Besides cysts arising from roots there can be other cysts in the jaw that need to be removed as they are expanding replacing  bone and possibly moving teeth. Extended cystic lesions may require a biopsy first to exactly classify the lesion and the appropriate treatment.

Surgery may be required as aids to orthodontic treatment. There may be the need for removal of teeth with crowded dentition or exposure of impacted teeth, especially upper canines (eye teeth), that should be aligned into the dentition. Supernumerary teeth or odontomas (tooth like benign malformations) may have to be removed, as they interfer with the regular position of the dentition.

Surgery may be necessary to improve the fitting of partial or full dentures. There may be excessive bone growth at the inside or outside of the jaws which is called torus and has an impact on the seat of the dentures. This excessive bone has to be removed in order to improve the jaw line profile for retention of the dentures.
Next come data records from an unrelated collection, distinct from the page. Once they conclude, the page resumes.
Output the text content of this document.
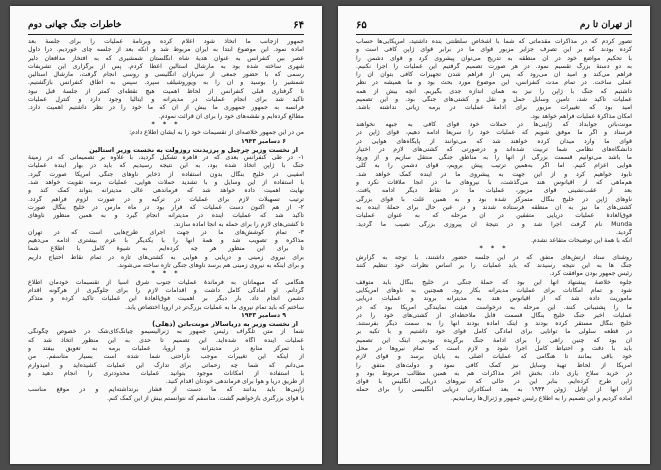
۶۴
خاطرات جنگ جهانی دوم
جمهور ازجانب ما اتخاذ شود اعلام کرده وبرنامهٔ عملیات را برای جلسهٔ بعد
آماده نمود. این موضوع ابتدا به ایران مربوط شد و آنکه بعد از جلسه چای خوردیم. درا داول
عصر بین کنفرانس به عنوان هدیهٔ شاه انگلستان شمشیری که به افتخار مدافعان دلیر
شهری ساخته شده بود به مارشال استالین اعطا کردم. پس از برگزاری این تشریفات
رسمی که با حضور جمعی از سربازان انگلیسی و روسی انجام گرفت، مارشال استالین
شمشیر را بوسید و آن را به ویوروشیلف سپرد. سپس به اطاق کنفرانس بازگشتیم.
تا گرفتاری قبلی کنفرانس از لحاظ اهمیت هیچ نقطه‌ای کمتر از جلسهٔ قبل نبود
تأکید شد برای انجام عملیات در مدیترانه و ایتالیا وجود دارد و کنترل عملیات
فرانسه به جمهور جمهوری ما بیش از آن که ما خود را در نظر داشتیم اهمیت دارد.
مطالع کرده‌ایم و نقشه‌های خود را برای آن قرائت نمودم.
* * *
من در این جمهور خلاصه‌ای از تقسیمات خود را به ایشان اطلاع دادم:
۶ دسامبر ۱۹۴۳
از نخست وزیر چرچیل و پرزیدنت روزولت به نخست وزیر استالین
۱- در طی کنفرانس بعدی که در قاهره تشکیل گردید، با علاوه بر تصمیماتی که در زمینهٔ
جنگ با ژاپن اتخاذ شده بود، به این نتیجه رسیدیم که باید در بهار آینده عملیات
آمفیبی در خلیج بنگال بدون استفاده از ذخایر ناوهای جنگی آمریکا صورت گیرد.
با استفاده از این وسایل و با تشدید حملات هوایی، عملیات برمه تقویت خواهد شد.
نهایت اهمیت داده خواهد شد که فرماندهی عالی مدیترانه بتواند کمک کند و
ترتیب تسهیلات لازم برای عملیات در ترکیه و در صورت لزوم فراهم گردد.
۲- از هم اکنون دست عملیات که قرار بود در ماه مارس در خلیج بنگال صورت
تأکید شد که عملیات آینده در مدیترانه انجام گیرد و به همین منظور ناوهای
تا کشتی‌های لازم را برای حمله به آنجا آماده سازند.
۳- تمام کوشش‌های ما در جهت اجرای طرح‌هایی است که در تهران
مذاکره و تصویب شد و همهٔ آنها را با یکدیگر با عزم بیشتری ادامه می‌دهیم
تا برای این منظور هر چه کرده‌ایم به شیوهٔ کامل با اطلاع شما
برای نیروی زمینی و دریایی و هوایی به کشتی‌های تازه در تمام نقاط احتیاج داریم
و برای اینکه به نیروی زمینی هم برسد ناوهای جنگی تازه ساخته می‌شوند.
* * *
هنگامی که میهمانان به فرماندهٔ عملیات جنوب شرق آسیا از تقسیمات خودمان اطلاع
گردانم. او آمادگی کامل داشت و اقدامات لازم را برای جلوگیری از هرگونه اقدام
دشمن انجام داد. بار دیگر بر اهمیت فوق‌العادهٔ این عملیات تأکید کرده و متذکر
ساختم که باید تمام نیروی ما به عملیات بزرگ‌تر در اروپا اختصاص یابد.
۹ دسامبر ۱۹۴۳
از نخست وزیر به دریاسالار مونت‌باتن (دهلی)
شما از متن تلگراف رئیس جمهور به ژنرالیسیمو چیانگ‌کای‌شک در خصوص چگونگی
عملیات آینده آگاه شده‌اید. این تصمیم تا حدی به این منظور اتخاذ شد که
با تمرکز منابع در مدیترانه و اروپا، عملیات برمه به تعویق بیفتد و
از اینکه این تغییرات موجب ناراحتی شما شده است بسیار متأسفم. من
می‌دانم که شما چه زحماتی برای تدارک این عملیات کشیده‌اید و امیدوارم
با استفاده از امکانات موجود بتوانید عملیات محدودتری را انجام دهید و
از طریق دریا و هوا برای فرماندهی خودتان اقدام کنید.
ژاپنی‌ها باید بدانند که ما دست از فشار برنداشته‌ایم و در موقع مناسب
با قوای بزرگتری بازخواهیم گشت. متأسفم که نتوانستم بیش از این کمک کنم.
۶۵	از تهران تا رم
تصور کردم که در مذاکرات مقدماتی که شما با اشخاص سلطنتی بنده داشتید، آمریکایی‌ها حساب
کرده بودند که بر این تصرف جزایر مزبور قوای ما در برابر قوای ژاپن کافی است و
با تحکیم مواضع خود در آن منطقه به تدریج می‌توان پیشروی کرد و قوای دشمن را
به دو دستهٔ بزرگ تقسیم نمود. در هر صورت تصمیم گرفتیم این عملیات را اجرا نکنیم.
فراهم می‌کند و امید آن می‌رود که پس از فراهم شدن تجهیزات کافی بتوان آن را
عملی ساخت. در تمام مدت کنفرانس، این موضوع مورد بحث بود و ما همیشه در نظر
داشتیم که جنگ با ژاپن را نیز به همان اندازه جدی بگیریم. آنچه بیش از همه
عملیات تأکید شد، تأمین وسایل حمل و نقل و کشتی‌های جنگی بود. و این تصمیم
امید بود که تغییرات مزبور برای ادامهٔ عملیات در برمه زیانی نداشته باشد.
امکان مذاکرهٔ عملیات فراهم خواهد بود.
مونت‌باتن جوابداد که ژاپنی‌ها در حملات خود قوای کافی به جبهه نخواهند
فرستاد و اگر ما موفق شویم که عملیات خود را سریعاً ادامه دهیم، قوای ژاپن در
قوای ما وارد میدان کرده خواهند شد که می‌توانند از پایگاه‌های هوایی در
دانشگاه‌های نظامی شما تربیت شده‌اند و درصورتی که کشتی‌های لازم در اختیار
ما باشد می‌توانیم قسمت بزرگی از آنها را به مناطق جنگی منتقل سازیم و از ورود
هوایی اعزام کنیم. اما اگر به‌همین ترتیب پیش برویم، قوای دشمن را به کلی
نابود خواهیم کرد و از این جهت به پیشروی ما در آینده کمک خواهد شد.
هم‌ماهی که از اقیانوس هند می‌گذشت، با نیروهای ما در آنجا ملاقات نکرد و
بعد از عقب‌نشینی قوای مزبور، عملیات ما در نقاط دیگر ادامه یافت.
ناوهای ژاپن در خلیج بنگال متمرکز شده بود و به همین علت با قوای بزرگی
کشتی‌های ما نیز به آن منطقه فرستاده شدند و در عین حال برای حملهٔ آینده به
فوق‌العادهٔ عملیات دریایی متفقین در آن مرحله که به عنوان عملیات
Munda نام گرفت اجرا شد و در نتیجهٔ آن پیروزی بزرگی نصیب ما گردید.
گردید.
آنکه با همهٔ این توضیحات متقاعد نشدم.
* * *
روشنای ستاد ارتش‌های متفق که در این جلسه حضور داشتند، با توجه به گزارش
جنگ ها به این نتیجه رسیدند که باید عملیات را بر اساس نظرات خود تنظیم کنند
رئیس جمهور بودن موافقت کرد.
جلوه خلاصهٔ پیشنهاد آنها این بود که حملهٔ جنگی در خلیج بنگال باید متوقف
شود و تمام امکانات برای عملیات مدیترانه بکار رود. همچنین به ناوهای آمریکایی
مأموریت داده شد که از اقیانوس هند به مدیترانه بروند و عملیات دریایی
ما را پشتیبانی کنند. این مرحله به درخواست هیئت نمایندگی آمریکا بود که در
عملیات اخیر جنگ خلیج بنگال قسمت قابل ملاحظه‌ای از کشتی‌های خود را در
خلیج بنگال مستقر کرده بودند و اینک آماده بودند آنها را به سمت دیگر بفرستند.
در قطعه سلولی ما توانایی برای آمادگی کامل قوای خود داشتیم و با تکیه بر
آن بود که چنین راهی را برای ادامهٔ جنگ برگزیده بودیم. اینک این تصمیم
باید با دقت و احتیاط کامل اجرا شود و لازم است که تمام نیروها در محل
خود باقی بمانند تا هنگامی که عملیات اصلی به پایان برسد و قوای لازم
آمریکا از لحاظ تهیهٔ وسایل نیز کمک کافی نمود و دولت‌های متفق را
در خرید سلاح یاری داد. بخش آخر مذاکرات هم به همین مطالب مربوط بود و
ژاپن طرح کرده‌ایم. بنابر این در حالی که نیروهای دریایی انگلیس با قوای
از آنها از اوایل ژوئن ۱۹۴۴ به بعد اسکادران دریایی انگلیسی را برای حمله
آماده کردیم و این تصمیم را به اطلاع رئیس جمهور و ژنرال‌ها رسانیدیم.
There may be excessive soft movable tissues on the jaws that have an impact on the seat of the dentures. Those fibromas have to be removed to increase the area of fixed tissues under the dentures.

There may as well be deeply inserting ligaments, that may dislodge dentures. These need a plastic correction, to reduce the soft tissue movements. Some times there may be a reduced depth of the outer sulcus around the jaw, which tends to dislodge the denture. In that case a deepening of the sulcus as vestibuloplasty will increase the area of fixed soft tissues and improve the retention of the denture.